Department of Medical Science, BK21 Plus Project, Yonsei University College of Medicine, Seoul, Republic of Korea.
Division of Rheumatology, Department of Internal Medicine, Yonsei University College of Medicine, Seoul, Republic of Korea.
Mediators Inflamm. 2021 Jul 19;2021:6668884. doi: 10.1155/2021/6668884. eCollection 2021.
Serum interleukin- (IL-) 27 level has been reported to increase in patients with several autoimmune diseases; however, its significance in patients with antineutrophil cytoplasmic antibody- (ANCA-) associated vasculitis (AAV) is unknown. In this study, we investigated the associations between serum IL-27, laboratory features, and activity of AAV and evaluate the predictive ability of serum IL-27 level for disease activity. This study included 77 AAV patients, and we collected clinical and laboratory data at blood sampling. Inflammation-related variables included white blood cell, neutrophil, lymphocyte and platelet counts, serum albumin, erythrocyte sedimentation rate, and C-reactive protein levels. Serum IL-27 and IL-18 levels were measured from stored sera using Human Magnetic Luminex® assay. High disease activity of AAV was defined as the highest tertile of Birmingham vasculitis activity score (BVAS) (≥11). The mean age of the enrolled patients was 59.9 years, and 38 (49.4%) were diagnosed as microscopic polyangiitis. In the multivariable analysis, serum albumin ( = -0.419) and serum IL-27 level ( = 0.221) were significantly associated with BVAS. Furthermore, patients with renal manifestation exhibited higher serum IL-27 (mean 308.7 pg/mL vs. 105.8 pg/mL) and IL-18 levels (mean 376.7 pg/mL vs. 270.4 pg/mL) than those without. On applying the optimal cut-off of serum IL-27 level for predicting high activity, AAV patients with serum IL - 27 level ≥ 300.8 pg/mL had a significantly higher risk for having high disease activity than those with serum IL - 27 level < 300.8 pg/mL (relative risk 3.380, 95% confidence interval 1.223, 9.345, = 0.016). These results suggest that serum IL-27 level is associated with the cross-sectional activity and the presence of renal manifestation and could be used to predict high disease activity in patients with AAV.

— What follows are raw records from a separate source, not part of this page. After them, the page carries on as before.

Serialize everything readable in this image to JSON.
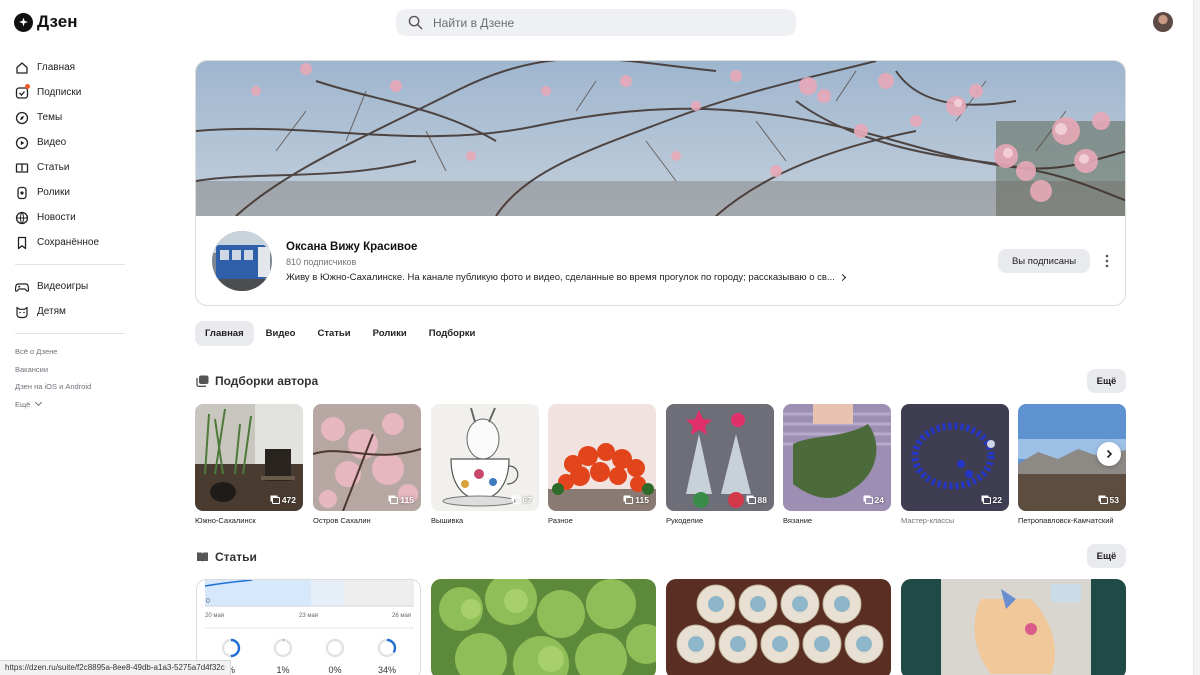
{
  "brand": {
    "name": "Дзен"
  },
  "search": {
    "placeholder": "Найти в Дзене"
  },
  "sidebar": {
    "main": [
      {
        "label": "Главная",
        "icon": "home-icon"
      },
      {
        "label": "Подписки",
        "icon": "subscriptions-icon",
        "badge": true
      },
      {
        "label": "Темы",
        "icon": "compass-icon"
      },
      {
        "label": "Видео",
        "icon": "video-icon"
      },
      {
        "label": "Статьи",
        "icon": "articles-icon"
      },
      {
        "label": "Ролики",
        "icon": "shorts-icon"
      },
      {
        "label": "Новости",
        "icon": "news-icon"
      },
      {
        "label": "Сохранённое",
        "icon": "bookmark-icon"
      }
    ],
    "extra": [
      {
        "label": "Видеоигры",
        "icon": "gamepad-icon"
      },
      {
        "label": "Детям",
        "icon": "kids-icon"
      }
    ],
    "footer_links": [
      "Всё о Дзене",
      "Вакансии",
      "Дзен на iOS и Android",
      "Ещё"
    ]
  },
  "channel": {
    "name": "Оксана Вижу Красивое",
    "subscribers": "810 подписчиков",
    "description": "Живу в Южно-Сахалинске. На канале публикую фото и видео, сделанные во время прогулок по городу; рассказываю о св...",
    "subscribe_state": "Вы подписаны"
  },
  "tabs": [
    {
      "label": "Главная",
      "active": true
    },
    {
      "label": "Видео",
      "active": false
    },
    {
      "label": "Статьи",
      "active": false
    },
    {
      "label": "Ролики",
      "active": false
    },
    {
      "label": "Подборки",
      "active": false
    }
  ],
  "collections_section": {
    "title": "Подборки автора",
    "more": "Ещё",
    "items": [
      {
        "label": "Южно-Сахалинск",
        "count": "472"
      },
      {
        "label": "Остров Сахалин",
        "count": "115"
      },
      {
        "label": "Вышивка",
        "count": "67"
      },
      {
        "label": "Разное",
        "count": "115"
      },
      {
        "label": "Рукоделие",
        "count": "88"
      },
      {
        "label": "Вязание",
        "count": "24"
      },
      {
        "label": "Мастер-классы",
        "count": "22"
      },
      {
        "label": "Петропавловск-Камчатский",
        "count": "53"
      }
    ]
  },
  "articles_section": {
    "title": "Статьи",
    "more": "Ещё",
    "stats": {
      "axis_zero": "0",
      "dates": [
        "20 мая",
        "23 мая",
        "26 мая"
      ],
      "percentages": [
        "%",
        "1%",
        "0%",
        "34%"
      ],
      "ring_fractions": [
        0.5,
        0.01,
        0.0,
        0.34
      ]
    }
  },
  "status_bar": {
    "url": "https://dzen.ru/suite/f2c8895a-8ee8-49db-a1a3-5275a7d4f32c"
  },
  "colors": {
    "accent_orange": "#f05a28",
    "chart_blue": "#1f6fd6",
    "pill_gray": "#e9eaee"
  }
}
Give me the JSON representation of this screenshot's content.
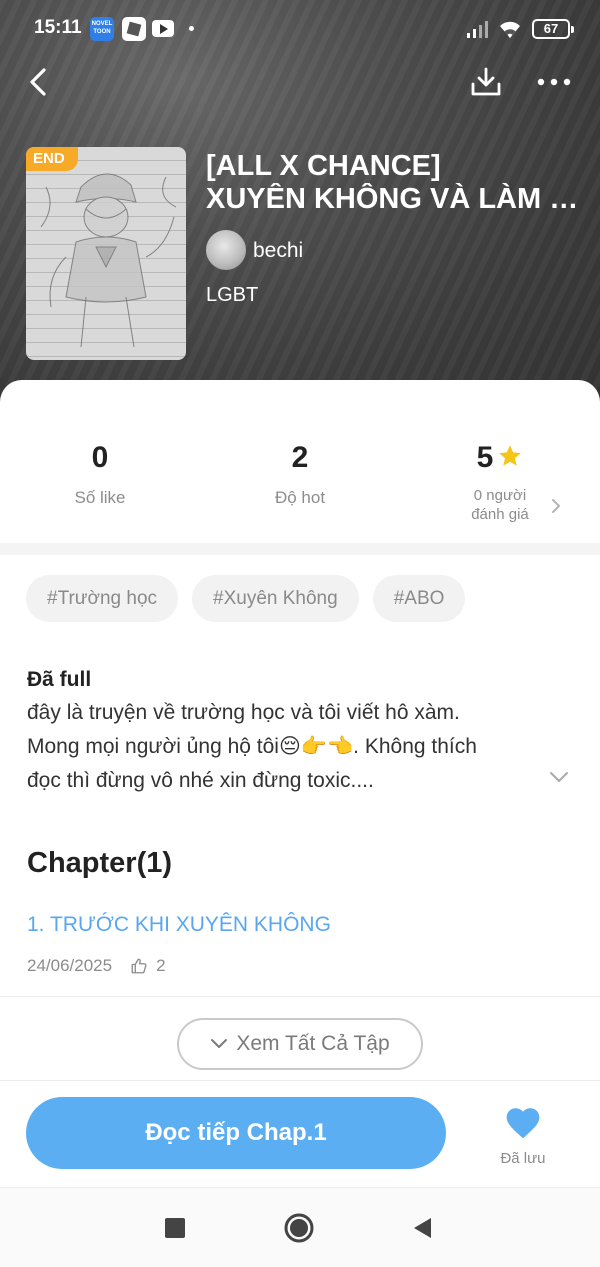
{
  "status_bar": {
    "time": "15:11",
    "app_icon_label": "NOVEL TOON",
    "battery": "67"
  },
  "book": {
    "badge": "END",
    "title_line1": "[ALL X CHANCE]",
    "title_line2": "XUYÊN KHÔNG VÀ LÀM N...",
    "author": "bechi",
    "genre": "LGBT"
  },
  "stats": {
    "likes_value": "0",
    "likes_label": "Số like",
    "hot_value": "2",
    "hot_label": "Độ hot",
    "rating_value": "5",
    "rating_sub_line1": "0 người",
    "rating_sub_line2": "đánh giá"
  },
  "tags": [
    "#Trường học",
    "#Xuyên Không",
    "#ABO"
  ],
  "description": {
    "heading": "Đã full",
    "line1": "đây là truyện về trường học và tôi viết hô xàm.",
    "line2": "Mong mọi người ủng hộ tôi😔👉👈. Không thích",
    "line3": "đọc thì đừng vô nhé xin đừng toxic...."
  },
  "chapters": {
    "header": "Chapter(1)",
    "items": [
      {
        "title": "1. TRƯỚC KHI XUYÊN KHÔNG",
        "date": "24/06/2025",
        "likes": "2"
      }
    ],
    "view_all_label": "Xem Tất Cả Tập"
  },
  "actions": {
    "read_label": "Đọc tiếp Chap.1",
    "saved_label": "Đã lưu"
  },
  "colors": {
    "accent": "#5caef3",
    "badge": "#f7a928",
    "star": "#f5c518",
    "chapter_link": "#5aa7f0"
  }
}
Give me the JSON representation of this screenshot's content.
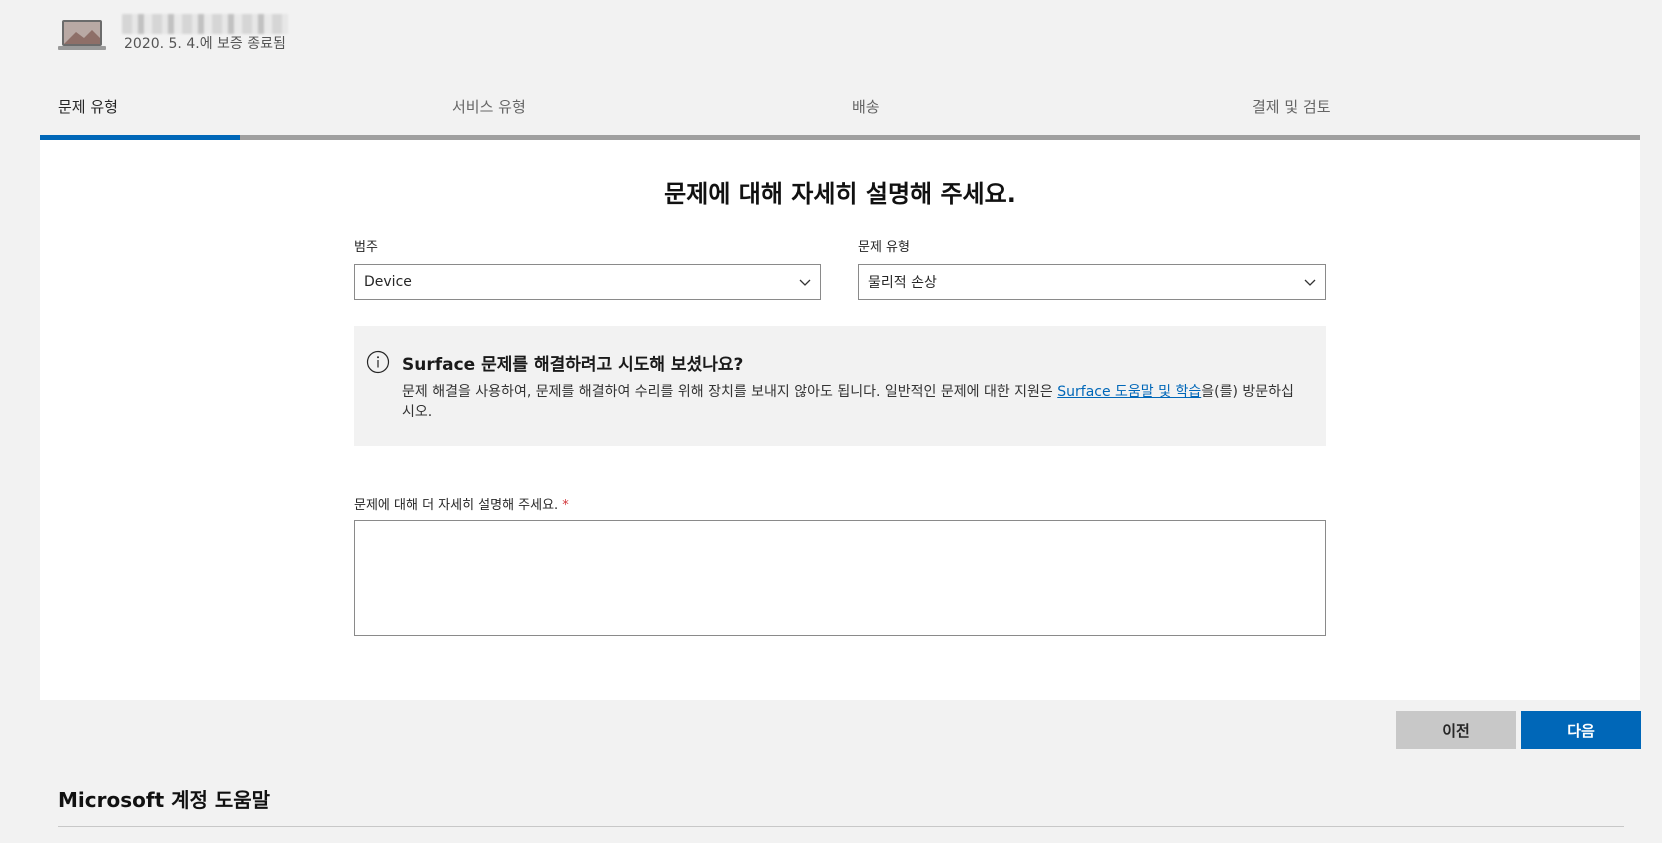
{
  "device": {
    "warranty_text": "2020. 5. 4.에 보증 종료됨"
  },
  "steps": [
    {
      "label": "문제 유형"
    },
    {
      "label": "서비스 유형"
    },
    {
      "label": "배송"
    },
    {
      "label": "결제 및 검토"
    }
  ],
  "progress": {
    "current_step": 1,
    "total_steps": 4
  },
  "form": {
    "heading": "문제에 대해 자세히 설명해 주세요.",
    "category_label": "범주",
    "category_value": "Device",
    "issue_type_label": "문제 유형",
    "issue_type_value": "물리적 손상",
    "notice": {
      "title": "Surface 문제를 해결하려고 시도해 보셨나요?",
      "body_before_link": "문제 해결을 사용하여, 문제를 해결하여 수리를 위해 장치를 보내지 않아도 됩니다. 일반적인 문제에 대한 지원은 ",
      "link_text": "Surface 도움말 및 학습",
      "body_after_link": "을(를) 방문하십시오."
    },
    "description_label": "문제에 대해 더 자세히 설명해 주세요.",
    "description_required_mark": "*",
    "description_value": ""
  },
  "buttons": {
    "previous": "이전",
    "next": "다음"
  },
  "footer": {
    "title": "Microsoft 계정 도움말"
  },
  "colors": {
    "accent": "#0067b8",
    "required": "#d13438"
  }
}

血清白细胞介素- (IL-) 27 水平已被报道在多种自身免疫性疾病患者中升高;然而,其在抗中性粒细胞胞质抗体- (ANCA-) 相关性血管炎 (AAV) 患者中的意义尚不清楚。在这项研究中,我们研究了血清 IL-27 与 AAV 的实验室特征和活动之间的关系,并评估了血清 IL-27 水平对疾病活动的预测能力。本研究纳入了 77 例 AAV 患者,并在采血时收集了临床和实验室数据。炎症相关变量包括白细胞、中性粒细胞、淋巴细胞和血小板计数、血清白蛋白、红细胞沉降率和 C 反应蛋白水平。使用 Human Magnetic Luminex® assay 从储存的血清中测量血清 IL-27 和 IL-18 水平。高疾病活动的 AAV 定义为伯明翰血管炎活动评分 (BVAS) 的最高三分位 (≥11)。入组患者的平均年龄为 59.9 岁,38 例 (49.4%) 被诊断为显微镜下多血管炎。在多变量分析中,血清白蛋白 ( = -0.419) 和血清 IL-27 水平 ( = 0.221) 与 BVAS 显著相关。此外,有肾脏表现的患者血清 IL-27 (平均 308.7 pg/mL 比 105.8 pg/mL) 和 IL-18 水平 (平均 376.7 pg/mL 比 270.4 pg/mL) 均高于无肾脏表现的患者。应用血清 IL-27 水平预测高活动的最佳截断值,血清 IL-27 水平≥300.8 pg/mL 的 AAV 患者发生高疾病活动的风险显著高于血清 IL-27 水平<300.8 pg/mL 的患者 (相对风险 3.380,95%置信区间 1.223,9.345, = 0.016)。这些结果表明,血清 IL-27 水平与横断面活性和肾脏表现有关,可用于预测 AAV 患者的高疾病活动。